Hof buigt zich over urencriterium
De auditor/boekhouder legde zich daar nog steeds niet bij neer en stapte naar het gerechtshof, ook al leek de zaak niet erg kansrijk. Het hof beoordeelt om proceseconomische redenen eerst of de man heeft voldaan aan het urencriterium voor toepassing van de zelfstandigenaftrek en de startersaftrek. Dat is niet het geval, oordeelt het hof. Het urenoverzicht dat de auditor/boekhouder in dit verband heeft overgelegd, is te globaal van opzet en niet controleerbaar omdat hij geen bewijsstukken, zoals een agenda, heeft overgelegd waaruit de besteding van de vermelde uren en de door hem verrichte werkzaamheden kunnen worden afgeleid. Het is daardoor niet of onvoldoende duidelijk wat voor werkzaamheden wanneer verricht zijn en hoeveel uren aan de werkzaamheden zijn besteed. Daarbij geldt dat, zoals de fiscus terecht heeft betoogd, niet realistisch is dat 705 uren zijn besteed aan één klant voor een opbrengst van € 700. Dat de achterstallige betalingen van € 2.400 van de enige opdrachtgever in 2019 betrekking hebben gehad op werkzaamheden in 2017, heeft de auditor/boekhouder, tegenover de gemotiveerde betwisting daarvan door de fiscus, niet aannemelijk gemaakt.

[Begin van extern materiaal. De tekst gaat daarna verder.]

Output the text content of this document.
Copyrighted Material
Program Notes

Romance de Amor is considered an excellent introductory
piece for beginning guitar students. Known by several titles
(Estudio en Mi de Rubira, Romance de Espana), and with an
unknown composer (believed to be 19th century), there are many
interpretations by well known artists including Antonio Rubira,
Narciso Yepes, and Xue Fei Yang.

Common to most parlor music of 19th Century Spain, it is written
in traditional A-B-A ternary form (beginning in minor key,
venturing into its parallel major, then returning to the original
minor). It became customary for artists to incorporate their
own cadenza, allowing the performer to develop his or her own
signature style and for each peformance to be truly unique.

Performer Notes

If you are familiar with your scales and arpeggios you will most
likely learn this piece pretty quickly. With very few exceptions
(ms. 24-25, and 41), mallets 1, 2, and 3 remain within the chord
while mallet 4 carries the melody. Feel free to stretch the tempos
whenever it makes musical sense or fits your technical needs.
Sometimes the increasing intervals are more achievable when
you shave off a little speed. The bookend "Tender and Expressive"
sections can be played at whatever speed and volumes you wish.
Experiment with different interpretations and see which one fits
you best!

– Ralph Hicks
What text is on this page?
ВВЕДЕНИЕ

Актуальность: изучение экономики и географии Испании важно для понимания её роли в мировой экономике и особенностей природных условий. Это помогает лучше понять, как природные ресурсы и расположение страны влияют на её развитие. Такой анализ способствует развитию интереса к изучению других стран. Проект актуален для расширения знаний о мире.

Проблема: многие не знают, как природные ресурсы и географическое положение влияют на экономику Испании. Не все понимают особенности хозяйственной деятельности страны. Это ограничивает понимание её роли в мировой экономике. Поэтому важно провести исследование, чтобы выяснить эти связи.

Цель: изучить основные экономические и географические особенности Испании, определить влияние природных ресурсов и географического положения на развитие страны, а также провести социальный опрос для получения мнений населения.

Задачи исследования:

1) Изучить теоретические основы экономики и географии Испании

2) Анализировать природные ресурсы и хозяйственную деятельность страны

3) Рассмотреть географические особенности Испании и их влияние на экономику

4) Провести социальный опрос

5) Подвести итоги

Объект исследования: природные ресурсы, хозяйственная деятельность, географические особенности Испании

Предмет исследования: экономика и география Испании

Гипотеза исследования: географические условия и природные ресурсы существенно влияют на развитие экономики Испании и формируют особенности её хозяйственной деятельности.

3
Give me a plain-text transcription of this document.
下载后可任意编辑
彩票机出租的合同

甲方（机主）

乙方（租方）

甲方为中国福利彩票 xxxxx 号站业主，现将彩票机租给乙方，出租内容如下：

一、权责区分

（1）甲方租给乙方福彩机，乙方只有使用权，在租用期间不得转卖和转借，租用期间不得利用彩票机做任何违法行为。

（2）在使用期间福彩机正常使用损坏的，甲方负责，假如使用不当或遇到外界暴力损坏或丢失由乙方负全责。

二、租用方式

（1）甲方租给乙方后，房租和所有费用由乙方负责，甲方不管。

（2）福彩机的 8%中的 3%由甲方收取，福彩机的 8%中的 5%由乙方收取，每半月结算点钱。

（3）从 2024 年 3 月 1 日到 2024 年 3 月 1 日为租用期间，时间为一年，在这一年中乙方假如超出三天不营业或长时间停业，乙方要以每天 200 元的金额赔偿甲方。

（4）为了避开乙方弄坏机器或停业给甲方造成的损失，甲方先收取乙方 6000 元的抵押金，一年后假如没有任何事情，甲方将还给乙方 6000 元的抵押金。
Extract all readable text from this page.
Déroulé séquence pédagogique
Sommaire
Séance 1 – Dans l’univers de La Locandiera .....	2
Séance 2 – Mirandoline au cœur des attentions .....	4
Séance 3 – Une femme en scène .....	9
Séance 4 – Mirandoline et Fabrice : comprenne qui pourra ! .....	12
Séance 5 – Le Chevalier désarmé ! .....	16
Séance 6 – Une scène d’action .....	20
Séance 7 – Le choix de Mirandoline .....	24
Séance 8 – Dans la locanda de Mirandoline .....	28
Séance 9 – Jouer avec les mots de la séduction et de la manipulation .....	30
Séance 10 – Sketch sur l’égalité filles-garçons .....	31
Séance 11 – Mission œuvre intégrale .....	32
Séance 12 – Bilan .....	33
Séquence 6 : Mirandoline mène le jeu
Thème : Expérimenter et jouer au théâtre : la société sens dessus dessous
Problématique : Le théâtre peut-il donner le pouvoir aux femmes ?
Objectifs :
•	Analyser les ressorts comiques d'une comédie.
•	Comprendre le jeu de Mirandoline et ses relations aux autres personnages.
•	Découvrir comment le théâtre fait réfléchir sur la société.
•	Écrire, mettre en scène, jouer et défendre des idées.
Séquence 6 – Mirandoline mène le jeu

Het voorgaande brengt mee dat voor zover al geconcludeerd moet worden dat ten aanzien van zijn activiteiten sprake zou zijn geweest van ondernemerschap, de auditor niet aannemelijk heeft gemaakt dat hij in het onderhavige jaar ten minste 1.225 uren heeft besteed aan werkzaamheden voor een of meer ondernemingen (artikel 3.6 Wet IB 2001) zodat hij reeds om die reden geen recht heeft op de fiscale ondernemersfaciliteiten. Het Hof kan daarom in de procedure in het midden laten of de man winst uit onderneming heeft genoten.